I was trying to place that thought with the end of your statement which I thought was exceptionally good-your statement was all good. You mean that you would not advocate or propose that we deal with this area through legislation at this stage, or soon?

Dr. WOLMAN. Let me say this. I do not feel that it should be translated, at least the criteria should not be translated into law or legislative action. My reason for this is, as I have pointed out, that this is moving, even with some rapidity, in adjustment to the criteria and much more important in the flow of new experimental and observational knowledge. We have here the rather general agreement of most of the material in the testimony, that it is only by such extended research that the criteria become not only more refined, but more intelligible and even more appropriate. I would prefer-and this rests on all of our previous public health experience that where you freeze criteria into law, you freeze the present known knowlege which in almost every instance is inadequate. Then it becomes very difficult to unfreeze it. It may be either too rigid or it may not be rigid enough. Representative PRICE. I recognize that as a problem. I think the committee does also, because we have been studying this matter for several years now. But there is also the other side of it, that if it is allowed to go too far or too long, the economic pressure that might build up industrially, and so forth, might make it more difficult to eventually enact adequate legislation.

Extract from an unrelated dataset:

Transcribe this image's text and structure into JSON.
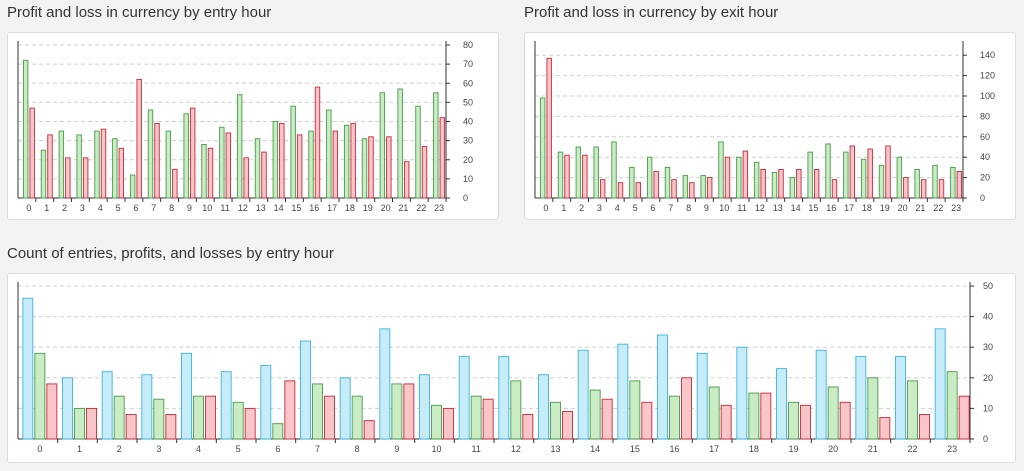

Dr. WOLMAN. You may never have to.

Representative PRICE. I am only thinking out loud. I have been thinking of the previous experience in this field.

Dr. WOLMAN. You may never have to set it up or translate it into legislation. I am speaking of the criteria. You have established in our society administrative units in order to exercise this flexibility, this continuing adaptability to new knowledge. That is why you establish them. You did not say to them when you established them or at a subsequent time that the criteria under which you will have to function in the radiation field, or in the toxic industrial poisons field, that you will have to work within these limits of application of criteria, because if you did, you are doing something that you are not prepared to do, first, in the light of scientific knowledge, and, second, you should not do it even if the present knowledge gave you some guarantee, which it does not. In our whole history of criteria, such as the toxic leads or the mercuries, we have learned more about them and their effects on man as time went on. It would have been a mistake to have frozen them into a legislative act. It takes 10 to 15 years to change a legislative act. You can change the Federal Register, we hope, as often as the new knowledge warrants the change.

I add a second point. I emphasized it in the paper and I think many of the other speakers have. Voluntary scientific groups are eternally reviewing criteria in any field. They are on the alert and always have been in determining when a criterion ought to be changed. They do not have the power of law, but I think they have an even greater power of scientific influence on the administrative agencies. Where the administrative agency does not establish the criterion, because many of these in public health fields are established by voluntary associations of a professional nature, they don't find their way either into law or into current Federal or State or local administrative decisions.